На следующий день, отправляясь на поиски работы, я заметил ее в спальном мешке между двумя грязными уродами. Мысль о том, что она спала с ними по очереди или вместе, вызвала у меня тошноту. Я с удовольствием избил бы их ногами. Почему-то мне казалось, что свободная любовь – мужская идея. Впрочем, это волновало меня меньше, чем тот факт, что я приду устраиваться на работу небритым.
Я спустился к центру города. Спина после ночи на скамейке страшно болела. На последние доллары, выклянченные у матери накануне вечером, я выпил кофе и съел три плюшки. С океана дул приятный ветерок. Я чувствовал себя хорошо и боялся лишиться этого чувства. Мне необходимо было найти работу до вечера, чтобы не пришлось возвращаться к матери. Пока погода позволяла, я мог спать в парке, но, помимо сна, организм требовал еды, и крохами я довольствоваться не мог.
Начальник первой автозаправки, куда я заглянул, к сожалению, не предложил мне работы. Начальник второй отсутствовал, а мне не хотелось его ждать. С начальником третьей, «Тексако», повезло: маленький толстенький итальянец больше напоминал хозяина пиццерии, но внешность, как известно, ничего не значит. Фиксированной зарплаты он не обещал, но чаевые за заправку, мытье окон, смену колес и тому подобное – пожалуйста. Итальянец считал, что я заработаю больше, чем себе представляю. К счастью, мой предшественник как раз недавно удрал с одной своей клиенткой, сорокалетней дамой на «Кадиллаке» последней модели. Джаннини полагал, что дамочка побалует малыша, но недолго, хотя он, судя по всему, славный парень.
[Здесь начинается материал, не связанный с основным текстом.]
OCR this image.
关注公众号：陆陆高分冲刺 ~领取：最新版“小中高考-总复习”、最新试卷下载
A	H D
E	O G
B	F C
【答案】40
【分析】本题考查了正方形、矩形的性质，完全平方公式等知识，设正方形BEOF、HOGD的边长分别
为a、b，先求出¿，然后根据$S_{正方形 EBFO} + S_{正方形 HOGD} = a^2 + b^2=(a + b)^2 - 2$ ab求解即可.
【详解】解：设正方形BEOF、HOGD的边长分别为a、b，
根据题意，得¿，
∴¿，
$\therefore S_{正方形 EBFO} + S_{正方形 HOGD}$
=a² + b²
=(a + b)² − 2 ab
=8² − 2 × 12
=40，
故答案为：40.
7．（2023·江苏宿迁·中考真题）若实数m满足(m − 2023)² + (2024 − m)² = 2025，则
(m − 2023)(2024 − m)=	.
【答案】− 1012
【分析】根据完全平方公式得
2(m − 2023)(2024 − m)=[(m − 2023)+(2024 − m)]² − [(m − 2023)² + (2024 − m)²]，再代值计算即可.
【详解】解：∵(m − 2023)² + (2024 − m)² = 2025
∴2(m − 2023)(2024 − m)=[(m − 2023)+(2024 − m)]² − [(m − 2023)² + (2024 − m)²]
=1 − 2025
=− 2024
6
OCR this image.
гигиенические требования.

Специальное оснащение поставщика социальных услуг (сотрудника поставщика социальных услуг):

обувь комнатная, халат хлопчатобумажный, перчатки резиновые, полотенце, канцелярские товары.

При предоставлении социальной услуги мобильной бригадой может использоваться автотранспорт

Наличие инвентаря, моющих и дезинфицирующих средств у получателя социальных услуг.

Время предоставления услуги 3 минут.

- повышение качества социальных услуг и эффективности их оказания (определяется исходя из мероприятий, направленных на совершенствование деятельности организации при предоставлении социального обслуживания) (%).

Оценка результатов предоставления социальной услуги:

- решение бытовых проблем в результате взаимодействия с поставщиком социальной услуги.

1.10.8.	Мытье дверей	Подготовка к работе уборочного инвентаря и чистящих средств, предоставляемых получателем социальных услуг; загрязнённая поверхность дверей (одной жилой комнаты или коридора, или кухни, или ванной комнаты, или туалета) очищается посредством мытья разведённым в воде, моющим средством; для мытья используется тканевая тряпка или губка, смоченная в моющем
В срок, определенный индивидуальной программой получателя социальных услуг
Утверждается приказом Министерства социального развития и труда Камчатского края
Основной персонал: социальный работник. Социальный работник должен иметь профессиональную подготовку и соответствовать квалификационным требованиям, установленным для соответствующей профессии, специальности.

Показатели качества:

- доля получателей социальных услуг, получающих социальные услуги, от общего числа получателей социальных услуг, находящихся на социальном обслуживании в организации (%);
На мое место просились уже двое, но Джаннини не захотел нанимать психов. От них несло за километр – даже запах бензина и отработанной смазки не перебил бы вонь. Итальянец, наверное, преувеличивал, но итальянцы всегда преувеличивают. Он спросил, откуда я родом и соображаю ли что-нибудь в механике, потому что к заправке примыкает его гараж. Я ответил, что из Монтаны. Ответ его мало интересовал: он осведомился для приличия. Сказал, что я проделал немалый путь, чтобы устроиться работником автозаправки или даже механиком. Я упомянул о том, что разбираюсь в мотоциклах. Джаннини, подобно большинству собеседников, не смотрел мне в глаза – боялся за свои шейные позвонки: долго разговаривать задрав голову не так-то просто. Он никогда не видел великанов вроде меня и, наверное, считал меня очень сильным, хотя кости у меня слишком тонкие для моего роста.